小川一水小論(?)〜主に『復活の地』などを想定しながら。

復活の地 1 (ハヤカワ文庫 JA) 復活の地 2 (ハヤカワ文庫 JA) 復活の地〈3〉 (ハヤカワ文庫JA)

以下、Mixiに載せた『復活の地(3)』レビューの転載。
そういう事情で、語尾がですます調に……。まあ、いいか。

以下は、『復活の地』という一つの作品について、というより、小川一水という作家についての感想のようなものです。


まず、大前提として、この人の基本的な志向は《箱庭シミュレーション》とでもいうべきものだと思えます。
その目指すところは「条件を単純化し、ある程度理想化した上で、《それでも発生する問題》を検討することで、本質的な課題とそれに向かう上でのあるべき姿勢を考え、描き出す」ことなのではないでしょうか。


故に、その作品全般において、登場人物のほぼ全ては、軍人・技術者・科学者・政治家・ボランティア・官僚といった類型にきっちりと収まるように《あえて》描かれています。
そして、彼らはしばしば------その類型の範囲内で求められる限りにおいて------(一般的な現実の姿よりも)非常に望ましい人物として存在します。
一方で、それぞれの立場や身分、背景にある文化等の設定------その人物を形作る《枠組み》------を超越してしまう大英雄は登場しません。
小川作品に登場する、社会が育成する基本的な類型に縛られる人物たち。その中の何者かが、その既成の枠を越えた存在として描かれるというならば、それは個人としてその鋳型を超えるというのではなく、人々が嵌め込まれるべき新しい鋳型の創出を意味しなければなりません。
そうでなければ、作品の意図そのものが損なわれてしまうからです。


それは何故かというと、その登場人物=望ましい《類型》という存在は、人々が努力によって達成できる、汎用的に想定可能な《目標》だからです。
《それを前提条件としてクリアさせた上で、《それでも》発生せずにはいられない問題を見つめよう。そうしてこそ、人類がその歴史を通じて抱え続けている、より本質的な問題とそれに向き合う姿勢を考えることが出来るだろう》------あえて短い言葉にまとめてしまえば、以上の発想が、小川一水が生み出す作品に共通する基本姿勢だと思えます。

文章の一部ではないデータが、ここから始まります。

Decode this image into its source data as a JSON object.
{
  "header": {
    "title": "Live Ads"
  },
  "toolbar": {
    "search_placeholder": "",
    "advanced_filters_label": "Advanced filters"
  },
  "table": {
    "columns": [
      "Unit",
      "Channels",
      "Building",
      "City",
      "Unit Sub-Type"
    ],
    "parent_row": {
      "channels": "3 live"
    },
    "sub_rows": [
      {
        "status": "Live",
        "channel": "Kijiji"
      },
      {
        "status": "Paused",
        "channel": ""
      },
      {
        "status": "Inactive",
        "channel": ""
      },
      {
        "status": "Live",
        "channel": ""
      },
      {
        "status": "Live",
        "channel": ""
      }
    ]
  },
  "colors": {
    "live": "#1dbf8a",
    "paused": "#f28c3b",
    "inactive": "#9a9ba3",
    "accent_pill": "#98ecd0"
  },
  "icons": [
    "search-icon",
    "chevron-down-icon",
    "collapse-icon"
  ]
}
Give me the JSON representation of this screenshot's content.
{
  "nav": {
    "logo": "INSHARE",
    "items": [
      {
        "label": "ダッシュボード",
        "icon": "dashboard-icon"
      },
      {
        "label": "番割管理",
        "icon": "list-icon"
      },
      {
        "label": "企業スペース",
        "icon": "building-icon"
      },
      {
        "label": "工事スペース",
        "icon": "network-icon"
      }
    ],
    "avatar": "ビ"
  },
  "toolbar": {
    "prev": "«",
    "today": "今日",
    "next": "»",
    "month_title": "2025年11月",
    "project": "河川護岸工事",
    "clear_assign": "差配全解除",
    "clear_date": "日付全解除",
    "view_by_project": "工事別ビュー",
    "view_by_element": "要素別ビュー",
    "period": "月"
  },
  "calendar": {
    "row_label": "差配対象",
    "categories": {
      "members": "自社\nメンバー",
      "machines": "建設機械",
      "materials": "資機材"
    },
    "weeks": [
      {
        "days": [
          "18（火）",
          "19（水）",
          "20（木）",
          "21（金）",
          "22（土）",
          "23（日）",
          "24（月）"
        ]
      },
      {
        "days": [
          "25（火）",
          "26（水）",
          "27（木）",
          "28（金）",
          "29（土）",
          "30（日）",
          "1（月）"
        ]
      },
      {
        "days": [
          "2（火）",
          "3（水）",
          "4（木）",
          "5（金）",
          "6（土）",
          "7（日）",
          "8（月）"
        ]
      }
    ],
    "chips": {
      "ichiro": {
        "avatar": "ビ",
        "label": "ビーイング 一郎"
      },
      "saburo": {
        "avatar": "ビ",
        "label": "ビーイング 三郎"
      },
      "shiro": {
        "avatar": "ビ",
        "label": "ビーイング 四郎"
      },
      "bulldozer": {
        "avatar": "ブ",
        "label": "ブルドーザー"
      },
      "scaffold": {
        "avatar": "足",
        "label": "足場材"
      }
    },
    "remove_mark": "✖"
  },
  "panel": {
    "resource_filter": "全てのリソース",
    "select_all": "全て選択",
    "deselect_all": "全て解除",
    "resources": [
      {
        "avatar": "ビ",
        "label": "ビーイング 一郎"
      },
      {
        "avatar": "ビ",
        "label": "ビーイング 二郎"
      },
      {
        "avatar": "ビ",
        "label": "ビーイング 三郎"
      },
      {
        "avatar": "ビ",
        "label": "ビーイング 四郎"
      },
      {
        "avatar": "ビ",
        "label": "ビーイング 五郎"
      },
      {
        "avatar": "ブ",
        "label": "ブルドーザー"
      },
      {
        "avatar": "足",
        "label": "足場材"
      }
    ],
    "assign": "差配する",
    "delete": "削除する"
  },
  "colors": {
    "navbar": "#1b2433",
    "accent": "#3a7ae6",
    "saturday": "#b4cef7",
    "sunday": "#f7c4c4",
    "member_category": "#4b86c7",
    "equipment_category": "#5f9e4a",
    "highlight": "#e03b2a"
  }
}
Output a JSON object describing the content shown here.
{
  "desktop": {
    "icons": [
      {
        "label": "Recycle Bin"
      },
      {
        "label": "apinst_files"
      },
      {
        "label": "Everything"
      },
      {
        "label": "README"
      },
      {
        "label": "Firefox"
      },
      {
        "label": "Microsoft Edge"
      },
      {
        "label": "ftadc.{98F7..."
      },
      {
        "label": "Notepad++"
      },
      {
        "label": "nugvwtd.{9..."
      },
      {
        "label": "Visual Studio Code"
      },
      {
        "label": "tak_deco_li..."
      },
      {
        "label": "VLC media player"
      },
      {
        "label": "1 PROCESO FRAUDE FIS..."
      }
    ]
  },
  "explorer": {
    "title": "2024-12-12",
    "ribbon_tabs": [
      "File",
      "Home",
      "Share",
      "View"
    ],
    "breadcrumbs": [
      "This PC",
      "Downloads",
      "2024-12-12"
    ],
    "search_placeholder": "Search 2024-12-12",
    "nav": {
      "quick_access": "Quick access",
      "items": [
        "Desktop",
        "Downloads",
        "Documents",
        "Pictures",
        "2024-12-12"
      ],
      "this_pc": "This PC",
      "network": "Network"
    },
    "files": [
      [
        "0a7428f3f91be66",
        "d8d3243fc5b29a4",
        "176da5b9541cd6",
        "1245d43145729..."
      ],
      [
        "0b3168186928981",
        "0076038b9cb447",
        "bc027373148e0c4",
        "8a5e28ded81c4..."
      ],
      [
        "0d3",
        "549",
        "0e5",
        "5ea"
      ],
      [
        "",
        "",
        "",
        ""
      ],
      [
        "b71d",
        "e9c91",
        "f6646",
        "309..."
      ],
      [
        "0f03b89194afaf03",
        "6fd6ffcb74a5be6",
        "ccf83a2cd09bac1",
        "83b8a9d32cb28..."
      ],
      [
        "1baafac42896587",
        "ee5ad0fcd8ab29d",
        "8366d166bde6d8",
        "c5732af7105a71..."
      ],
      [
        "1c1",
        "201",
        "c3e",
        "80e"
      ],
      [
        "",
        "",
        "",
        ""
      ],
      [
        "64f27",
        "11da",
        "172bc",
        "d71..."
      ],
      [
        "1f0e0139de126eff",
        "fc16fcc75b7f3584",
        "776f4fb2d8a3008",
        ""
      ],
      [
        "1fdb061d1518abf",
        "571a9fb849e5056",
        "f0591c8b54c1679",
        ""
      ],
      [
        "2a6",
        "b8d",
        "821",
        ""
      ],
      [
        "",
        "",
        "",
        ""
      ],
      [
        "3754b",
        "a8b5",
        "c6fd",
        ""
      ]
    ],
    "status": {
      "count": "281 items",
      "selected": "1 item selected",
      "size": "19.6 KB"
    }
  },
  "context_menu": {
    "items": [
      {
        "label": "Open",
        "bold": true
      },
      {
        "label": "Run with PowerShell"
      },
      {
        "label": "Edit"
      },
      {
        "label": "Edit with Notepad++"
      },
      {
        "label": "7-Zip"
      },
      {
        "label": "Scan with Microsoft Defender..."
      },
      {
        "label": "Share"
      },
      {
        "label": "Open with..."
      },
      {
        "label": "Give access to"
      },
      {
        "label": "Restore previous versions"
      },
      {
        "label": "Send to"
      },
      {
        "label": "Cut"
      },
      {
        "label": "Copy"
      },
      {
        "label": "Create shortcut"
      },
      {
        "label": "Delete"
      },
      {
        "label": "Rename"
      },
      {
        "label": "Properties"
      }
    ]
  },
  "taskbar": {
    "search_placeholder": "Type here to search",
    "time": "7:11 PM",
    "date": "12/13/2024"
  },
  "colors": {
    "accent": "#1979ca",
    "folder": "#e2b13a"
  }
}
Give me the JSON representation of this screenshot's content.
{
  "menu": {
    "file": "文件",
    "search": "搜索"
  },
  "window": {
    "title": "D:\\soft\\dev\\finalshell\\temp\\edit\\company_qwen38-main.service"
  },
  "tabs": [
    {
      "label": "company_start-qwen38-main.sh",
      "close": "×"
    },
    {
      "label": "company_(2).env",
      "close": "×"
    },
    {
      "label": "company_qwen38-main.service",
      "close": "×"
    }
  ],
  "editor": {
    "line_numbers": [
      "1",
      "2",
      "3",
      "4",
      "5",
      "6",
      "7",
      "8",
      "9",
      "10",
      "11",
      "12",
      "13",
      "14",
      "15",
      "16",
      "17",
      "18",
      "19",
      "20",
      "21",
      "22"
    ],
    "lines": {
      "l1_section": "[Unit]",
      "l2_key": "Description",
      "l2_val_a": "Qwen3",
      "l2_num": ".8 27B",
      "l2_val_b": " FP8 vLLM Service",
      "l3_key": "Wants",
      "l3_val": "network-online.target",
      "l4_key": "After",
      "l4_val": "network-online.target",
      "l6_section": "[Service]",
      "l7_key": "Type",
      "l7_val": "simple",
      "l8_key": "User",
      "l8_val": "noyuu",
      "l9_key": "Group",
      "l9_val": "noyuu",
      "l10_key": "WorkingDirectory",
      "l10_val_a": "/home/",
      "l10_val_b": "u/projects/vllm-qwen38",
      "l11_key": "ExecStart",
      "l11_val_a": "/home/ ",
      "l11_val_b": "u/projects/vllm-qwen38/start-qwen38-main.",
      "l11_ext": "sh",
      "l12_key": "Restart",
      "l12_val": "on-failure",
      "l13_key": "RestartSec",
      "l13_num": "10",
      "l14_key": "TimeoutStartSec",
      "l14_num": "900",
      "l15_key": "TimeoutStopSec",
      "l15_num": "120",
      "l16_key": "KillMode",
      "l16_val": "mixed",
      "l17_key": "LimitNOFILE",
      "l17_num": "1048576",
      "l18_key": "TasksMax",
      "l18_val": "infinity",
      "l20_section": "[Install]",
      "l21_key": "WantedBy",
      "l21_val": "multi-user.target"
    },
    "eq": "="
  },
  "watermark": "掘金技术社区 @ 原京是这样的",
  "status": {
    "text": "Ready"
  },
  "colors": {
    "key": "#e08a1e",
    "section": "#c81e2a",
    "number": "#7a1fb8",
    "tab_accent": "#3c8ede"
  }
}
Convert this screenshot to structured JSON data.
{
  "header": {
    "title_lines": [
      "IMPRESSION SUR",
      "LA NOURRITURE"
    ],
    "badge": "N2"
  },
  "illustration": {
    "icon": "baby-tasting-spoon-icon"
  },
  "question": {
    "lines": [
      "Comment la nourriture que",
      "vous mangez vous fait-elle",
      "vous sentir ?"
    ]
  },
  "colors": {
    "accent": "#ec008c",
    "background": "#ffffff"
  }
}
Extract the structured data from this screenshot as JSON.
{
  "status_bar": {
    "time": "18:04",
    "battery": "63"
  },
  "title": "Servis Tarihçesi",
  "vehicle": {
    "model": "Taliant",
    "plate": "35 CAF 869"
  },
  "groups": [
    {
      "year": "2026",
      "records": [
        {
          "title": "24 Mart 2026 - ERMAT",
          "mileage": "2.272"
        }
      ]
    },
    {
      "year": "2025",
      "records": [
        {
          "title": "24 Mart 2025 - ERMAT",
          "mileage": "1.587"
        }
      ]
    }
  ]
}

また、描かれる物語の詳細のかなりの部分が、イメージの元となる資料の引き写しのような印象を与えるのも、ある意味当然だと思います。
極論すれば、あくまでディティールはシミュレーションの細かな条件設定に過ぎないので------特にこだわりがあるのであろう、《飛ぶ》ということに関する事柄を除いては。その要素が絡んだ部分は、明らかに描写の躍動感が違うので-------むしろ過剰に文学的な描写などはマイナスに働きかねません。
従って、どの作品でもほぼ変わらない作者の手法は、実に正しいものだと思えます。


……まあ、ようするに、私はこの作家が大好きです。
もう、一つ一つの作品の出来がどうこう以前に、その作品に共通する基本的な姿勢が好きで好きでたまりません。
SFマガジン2006年4月号巻頭の「小川一水氏の心の一冊『日本沈没小松左京」なんて、まさにもう、この人の作家としての在り方をぎゅっと固めて結晶化したような文章だと思えました。
「そうそう、この評とこの人の創作姿勢って、ほぼ完璧に同期してるよね」と思わず頷きながら読みました。


そして、この『復活の地』という作品は、そうした作者の姿勢の結晶とも言える-------『導きの星』や、これらとはまたタイプの違う、小川作品の中で最も正統的なSFらしい作品である『老ヴォールの惑星』と並ぶ-------今までのところの最高傑作の一つだと思います。